# Ants Ate My Caterpillars.



## Carlie (Sep 27, 2006)

Ok, so, from reading my previous threads, you must know how much I hate bugs, especially ones that get on me or in my hair or in my bed when I'm sleeping...

So imagine my horror to realise that my bedroom has been invaded by ANTS!!! :shock: 

So you think that they just get in with your jam, mess up your kitchen, and dig the sand from under your pavements, huh? Well, imagine my surprise when I pick up a box of crickets and find every last one of them dead and a swarm of ants in their place. :shock: WTF??!! I didn't know they did that. 

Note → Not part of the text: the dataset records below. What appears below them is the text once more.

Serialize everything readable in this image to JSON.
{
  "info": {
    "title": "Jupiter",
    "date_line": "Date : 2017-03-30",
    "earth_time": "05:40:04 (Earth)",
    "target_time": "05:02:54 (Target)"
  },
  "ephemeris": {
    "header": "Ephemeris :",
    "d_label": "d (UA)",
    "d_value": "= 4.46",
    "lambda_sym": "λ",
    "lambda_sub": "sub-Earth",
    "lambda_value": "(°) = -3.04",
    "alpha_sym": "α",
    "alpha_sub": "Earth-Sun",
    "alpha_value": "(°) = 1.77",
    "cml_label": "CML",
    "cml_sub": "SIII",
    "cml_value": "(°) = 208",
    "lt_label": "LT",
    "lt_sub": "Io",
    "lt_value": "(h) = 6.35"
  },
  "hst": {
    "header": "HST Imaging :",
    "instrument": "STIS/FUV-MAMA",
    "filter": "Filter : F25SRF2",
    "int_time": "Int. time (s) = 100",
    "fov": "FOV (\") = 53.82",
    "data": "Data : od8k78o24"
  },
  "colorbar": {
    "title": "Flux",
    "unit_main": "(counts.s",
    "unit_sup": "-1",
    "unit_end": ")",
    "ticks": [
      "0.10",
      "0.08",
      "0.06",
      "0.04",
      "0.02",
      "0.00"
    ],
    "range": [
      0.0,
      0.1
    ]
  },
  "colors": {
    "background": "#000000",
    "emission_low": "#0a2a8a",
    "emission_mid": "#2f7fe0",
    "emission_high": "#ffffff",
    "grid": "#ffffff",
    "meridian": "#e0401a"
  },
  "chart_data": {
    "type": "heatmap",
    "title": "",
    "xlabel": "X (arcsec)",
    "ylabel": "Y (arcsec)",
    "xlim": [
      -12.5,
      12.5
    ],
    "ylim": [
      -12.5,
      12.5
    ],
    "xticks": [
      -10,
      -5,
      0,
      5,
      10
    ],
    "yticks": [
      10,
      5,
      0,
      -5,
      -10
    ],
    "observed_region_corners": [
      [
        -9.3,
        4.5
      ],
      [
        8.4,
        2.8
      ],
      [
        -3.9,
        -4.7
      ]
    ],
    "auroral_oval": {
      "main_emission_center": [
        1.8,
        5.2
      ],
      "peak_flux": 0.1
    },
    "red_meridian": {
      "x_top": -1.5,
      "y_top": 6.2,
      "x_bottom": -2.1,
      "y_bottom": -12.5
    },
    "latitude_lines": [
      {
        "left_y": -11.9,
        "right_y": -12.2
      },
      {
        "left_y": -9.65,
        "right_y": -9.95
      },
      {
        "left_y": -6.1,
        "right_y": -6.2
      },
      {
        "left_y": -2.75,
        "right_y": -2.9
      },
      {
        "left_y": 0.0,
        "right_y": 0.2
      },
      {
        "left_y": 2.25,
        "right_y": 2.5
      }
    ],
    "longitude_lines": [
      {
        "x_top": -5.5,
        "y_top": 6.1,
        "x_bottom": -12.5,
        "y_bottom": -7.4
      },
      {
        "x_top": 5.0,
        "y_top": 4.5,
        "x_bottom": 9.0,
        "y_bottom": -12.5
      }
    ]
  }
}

Then they got in with my harmless little wax wormies and killed 7 of them too.  I like the little caterpillars. They're soft and squishi and don't crawl over your face in the middle of the night. ^_^

So, what do I do? They've got in with Billy. Do you think they'll bother him? He's already been sulking since I changed his basking lamp to one of those funky energy-saving UVB bulbs. :/ Bit worried that they'll get under his frill and cause mischeif.

Think I should put poison down? Don't really want to take the chance of one carrying poison getting in with Billybob.

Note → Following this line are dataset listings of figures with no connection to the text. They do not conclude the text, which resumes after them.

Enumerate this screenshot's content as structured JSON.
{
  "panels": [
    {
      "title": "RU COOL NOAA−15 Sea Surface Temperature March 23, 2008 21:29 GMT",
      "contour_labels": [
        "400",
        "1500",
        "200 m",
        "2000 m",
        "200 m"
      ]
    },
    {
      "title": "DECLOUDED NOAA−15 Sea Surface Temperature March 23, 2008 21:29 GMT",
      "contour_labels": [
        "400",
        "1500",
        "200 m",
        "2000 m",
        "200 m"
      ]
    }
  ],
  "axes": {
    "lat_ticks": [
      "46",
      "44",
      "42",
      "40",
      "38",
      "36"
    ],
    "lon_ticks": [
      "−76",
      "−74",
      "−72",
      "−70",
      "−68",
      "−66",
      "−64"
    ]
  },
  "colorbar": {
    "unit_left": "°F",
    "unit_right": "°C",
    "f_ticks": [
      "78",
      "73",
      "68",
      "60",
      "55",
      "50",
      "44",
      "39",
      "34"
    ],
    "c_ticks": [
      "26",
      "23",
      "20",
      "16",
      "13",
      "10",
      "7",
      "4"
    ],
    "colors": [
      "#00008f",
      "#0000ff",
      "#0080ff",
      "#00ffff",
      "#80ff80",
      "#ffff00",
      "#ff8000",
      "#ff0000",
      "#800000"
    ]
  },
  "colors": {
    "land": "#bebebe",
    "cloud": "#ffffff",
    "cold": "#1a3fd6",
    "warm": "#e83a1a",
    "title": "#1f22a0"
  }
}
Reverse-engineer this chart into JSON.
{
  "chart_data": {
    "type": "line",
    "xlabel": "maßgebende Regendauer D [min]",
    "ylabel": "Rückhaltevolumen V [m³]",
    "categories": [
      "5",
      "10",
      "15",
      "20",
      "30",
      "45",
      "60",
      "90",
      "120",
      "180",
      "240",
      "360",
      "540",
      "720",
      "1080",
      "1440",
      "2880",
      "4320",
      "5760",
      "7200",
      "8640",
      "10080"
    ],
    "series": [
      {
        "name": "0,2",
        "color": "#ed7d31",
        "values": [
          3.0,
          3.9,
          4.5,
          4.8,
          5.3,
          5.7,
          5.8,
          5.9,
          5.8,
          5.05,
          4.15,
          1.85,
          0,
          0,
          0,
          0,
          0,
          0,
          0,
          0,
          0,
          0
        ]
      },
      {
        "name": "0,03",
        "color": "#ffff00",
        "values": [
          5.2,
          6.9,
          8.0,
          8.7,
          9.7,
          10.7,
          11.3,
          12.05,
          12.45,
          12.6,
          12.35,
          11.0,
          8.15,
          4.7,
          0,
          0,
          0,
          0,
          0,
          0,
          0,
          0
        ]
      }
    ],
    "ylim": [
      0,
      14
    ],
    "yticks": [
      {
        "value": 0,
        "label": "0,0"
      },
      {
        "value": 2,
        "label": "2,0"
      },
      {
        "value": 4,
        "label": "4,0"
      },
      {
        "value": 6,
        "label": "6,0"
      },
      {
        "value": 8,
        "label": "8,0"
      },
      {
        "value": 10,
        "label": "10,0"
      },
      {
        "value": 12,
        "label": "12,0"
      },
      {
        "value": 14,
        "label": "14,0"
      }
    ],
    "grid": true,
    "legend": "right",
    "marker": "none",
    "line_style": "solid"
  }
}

Cunningly, they're nesting in an electric meter cupboard, so it's not like I can pour boiling water on them or something. 

Just want them to go away.  I want bugs to stop getting on me in the night. :.( And I really want this Glade automatic airfreshner to stop squirting stuff on me while I'm trying to eat. God damn it, my food tastes like purfume now.


----------



## MissHayho (Mar 17, 2007)

think u need to get a person in - cant remember what they are called - a bug killer lol


----------



## Elaphe (Jul 17, 2006)

an exterminator? lol


----------



## MissHayho (Mar 17, 2007)

ye hehe an exterminator!


----------



## Carlie (Sep 27, 2006)

I imagine that an exterminator would use poisons, wouldn't they? I've never had one out. :/

I'm not keen on using poisons because of the risk the ants will get in with Billy or my fish.

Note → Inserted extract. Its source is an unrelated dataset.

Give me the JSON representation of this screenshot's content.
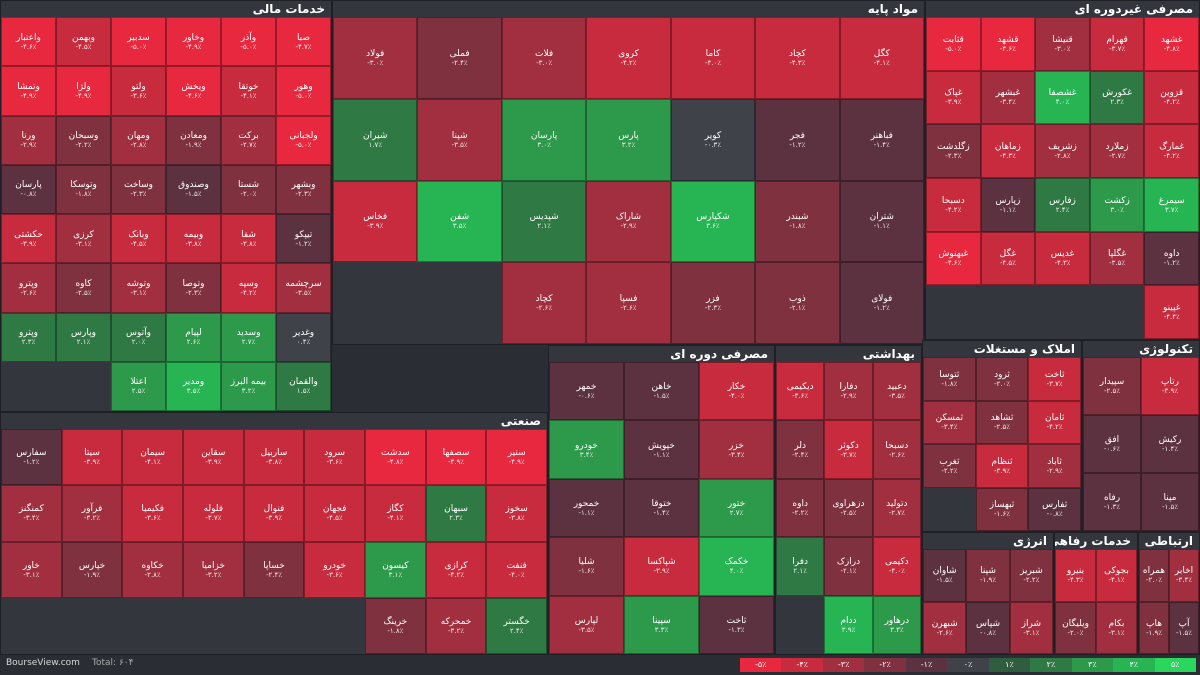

Maybe I'll just get the Dyson on them. Suck the little buggers up and chuck 'em outside. But then they'd probably be like homing pigeons and just come back. Hmmm...


----------



## Pioden (Feb 13, 2007)

What we used to do when we had ants was to get a glass cup, put a bit of orange juice in the bottom and leave it where we saw the ants. By the morning, loads of them had drowned in it. They are attracted to the sweet juice and go in to get some but end up drowning in it. Sounds a bit cruel but it works to get rid of them:smile:

Pioden


----------



## Elaphe (Jul 17, 2006)

maybe you could try that sticky paper stuff?


----------



## blackbear (Feb 17, 2007)

that mad sticky tape cpuld work....


----------



## powderpuff_girl (Mar 5, 2007)

sorry for your loss bless ya!
i think that tape stuff might work yeah! dont put poison down just in case!! they might transfer it to the lizard!! 
and i suggest u just move the air freshner lol!


----------



## Voodoo Royal Morphs (Mar 15, 2007)

got a surgestion put strips of tape upside down so sticky side facing up or stick double side tape around the tank so when the ants walk over they stick to it then put some round the feed tubs


----------



## Lewb (Oct 27, 2006)

You should try make the vivs antproof - they could have eaten all sorts in the wild and if one of your reps eats them it won't be pretty :S


----------



## Pro Mantis (Apr 7, 2007)

Buy a few carnivorous plants, they are great fun and you get satisfaction of slowly digested ants! If the colony is ouside, kill or move the queen. If the colony is new, all the ants could not recover the death of alot of workers, and theres your answer aswell.


----------



## Athravan (Dec 28, 2006)

I personally would move the viv out.. take the reptile out, give it a thorough examination, clean and disinfect the viv.. change the substrate, make sure no ants are left.. leave it in a room that hasn't been infested or even move it to a friends for safety.

Put loads of ant poison and sticky paper down everywhere.. try and find the point of entry first though.. if you put a plate of food down and watch they should take it back to the nest and you'll see the route they take and maybe even find the nest.. then kill them all.. or hire an exterminator if you don't want to do it.

Move the reptile back in once it's safe


----------



## danjwright (Apr 11, 2007)

You could buy an old vacuum cleaner with a bag for maybe, £20, then suck them all up, take out the bag, take it outside, cover it with lighter fluid or petrol or something and set it on fire!!


----------